Plainly, Israel now needs to re-emphasize its investment in offensive and defensive military technologies. It needs to work toward an anti-missile defense system, possibly along the lines of the frozen Nautilus. It needs to internalize the limitations of air power and allocate funding for neglected aspects of the IDF, starkly including the training and equipping of its vital reserve forces.
Israel’s long-term security does not rest solely on its ability to protect itself on the battlefield, however. It depends also on our ability to articulate to the international community why the military measures we take are essential, justified and worthy of support, and it hinges, too, on the consequent alliances and partnerships we forge diplomatically to ensure concerted international action against shared enemies of freedom.
In part because of Israeli failures, and in part because of international foolishness, hypocrisy, misconceptions of self-interest and more, all of these sovereign foundations are shaking now.
In contrast to the complexities so effectively exploited by the Palestinians in wooing international support for their ‘resistance,’ it should have been easy for the watching world to distinguish between aggressor and victim in this Hizbullah-Israel conflict. Evidently, it was not. The fact that the UN has itself confirmed that Israel has no territorial dispute with Lebanon, the fact that Israel for six years respected Lebanon’s sovereign border and thus initiated no action to thwart Hizbullah’s arms buildup, the fact that it was Syria and Iran that were essentially hijacking Lebanese sovereignty to arm and train Hizbullah; the fact that the fighting began with a concerted rocket and artillery attack on northern Israel and a cross-border incursion into Israel – none of this resonated to Israel’s decisive PR or diplomatic advantage.
Yet a few well-articulated addresses by one of the few Israeli heroes of this war, Ambassador to the United Nations Dan Gillerman, hinted at what might be achieved if Israel moved from crisis (mis)management to wider planning and coordination – if Israel, that is, would only formulate diplomatic and PR strategies to advance its concerns on the world stage month by careful month.
By his own insistent testimony, Ahmadinejad is hell-bent on destroying Israel; this conflict in Lebanon was an opening round. But he makes no secret either of his wider goal of hegemony in the Islamic world and a confrontation with the West. And he is a long, long way down the path to the nuclear capability that would elevate the challenge he poses to untenable levels.
This is Israel’s existential danger. It must also be a focus for concerted international attention.
A conflict that Iran and Hizbullah may not have anticipated exploding this summer has given Israel the opportunity not only to learn from its own arrogance and complacency and thus defend itself better, but also to credibly argue to the rest of the world the need for coordinated action to counter a still more potent threat from a nuclear Iran.

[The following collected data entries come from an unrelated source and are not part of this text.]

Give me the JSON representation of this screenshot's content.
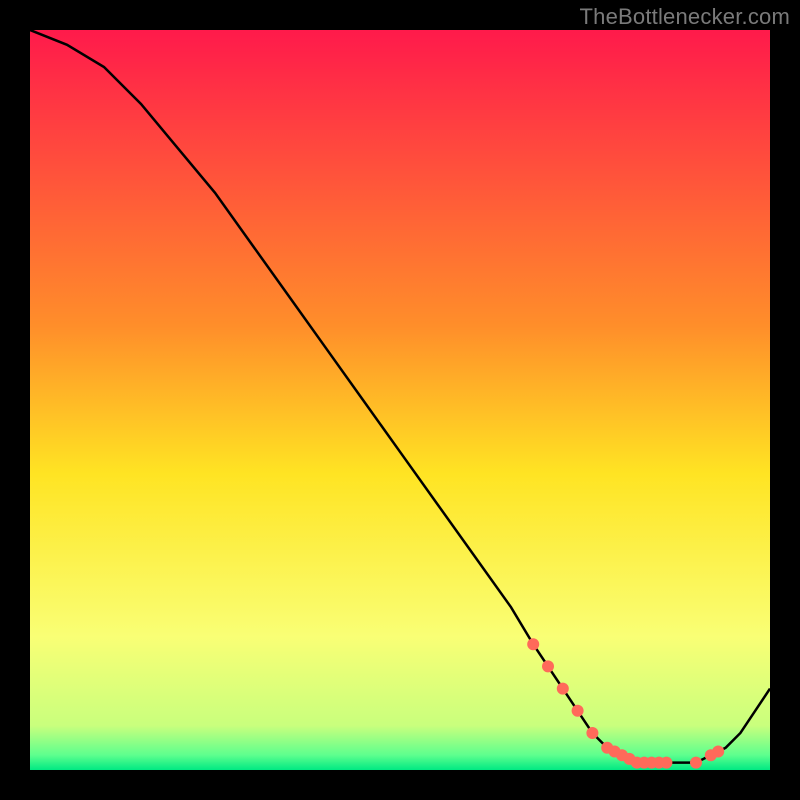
{
  "attribution": "TheBottlenecker.com",
  "chart_data": {
    "type": "line",
    "title": "",
    "xlabel": "",
    "ylabel": "",
    "xlim": [
      0,
      100
    ],
    "ylim": [
      0,
      100
    ],
    "gradient_stops": [
      {
        "offset": 0,
        "color": "#ff1a4b"
      },
      {
        "offset": 40,
        "color": "#ff8e2a"
      },
      {
        "offset": 60,
        "color": "#ffe423"
      },
      {
        "offset": 82,
        "color": "#f9ff75"
      },
      {
        "offset": 94,
        "color": "#c9ff7d"
      },
      {
        "offset": 98,
        "color": "#5dff8e"
      },
      {
        "offset": 100,
        "color": "#00e983"
      }
    ],
    "series": [
      {
        "name": "bottleneck-curve",
        "color": "#000000",
        "x": [
          0,
          5,
          10,
          15,
          20,
          25,
          30,
          35,
          40,
          45,
          50,
          55,
          60,
          65,
          68,
          72,
          74,
          76,
          78,
          80,
          82,
          84,
          86,
          88,
          90,
          92,
          94,
          96,
          98,
          100
        ],
        "y": [
          100,
          98,
          95,
          90,
          84,
          78,
          71,
          64,
          57,
          50,
          43,
          36,
          29,
          22,
          17,
          11,
          8,
          5,
          3,
          2,
          1,
          1,
          1,
          1,
          1,
          2,
          3,
          5,
          8,
          11
        ]
      }
    ],
    "markers": {
      "name": "highlight-points",
      "color": "#ff6a5a",
      "radius": 6,
      "x": [
        68,
        70,
        72,
        74,
        76,
        78,
        79,
        80,
        81,
        82,
        83,
        84,
        85,
        86,
        90,
        92,
        93
      ],
      "y": [
        17,
        14,
        11,
        8,
        5,
        3,
        2.5,
        2,
        1.5,
        1,
        1,
        1,
        1,
        1,
        1,
        2,
        2.5
      ]
    }
  }
}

Amid all the dismay, the despair, at the lives lost, damage done, and goals unrealized over the past few weeks, this conflict can yet be resolved to Israel’s decisive benefit – if its lessons are internalized here militarily and if it is presented as part of a compelling case to the West to thwart Iran’s grand ambitions.
Did Israel win, tie or lose this battle with Iran and its proxy army? The question has already been superseded. Israel must not lose the war.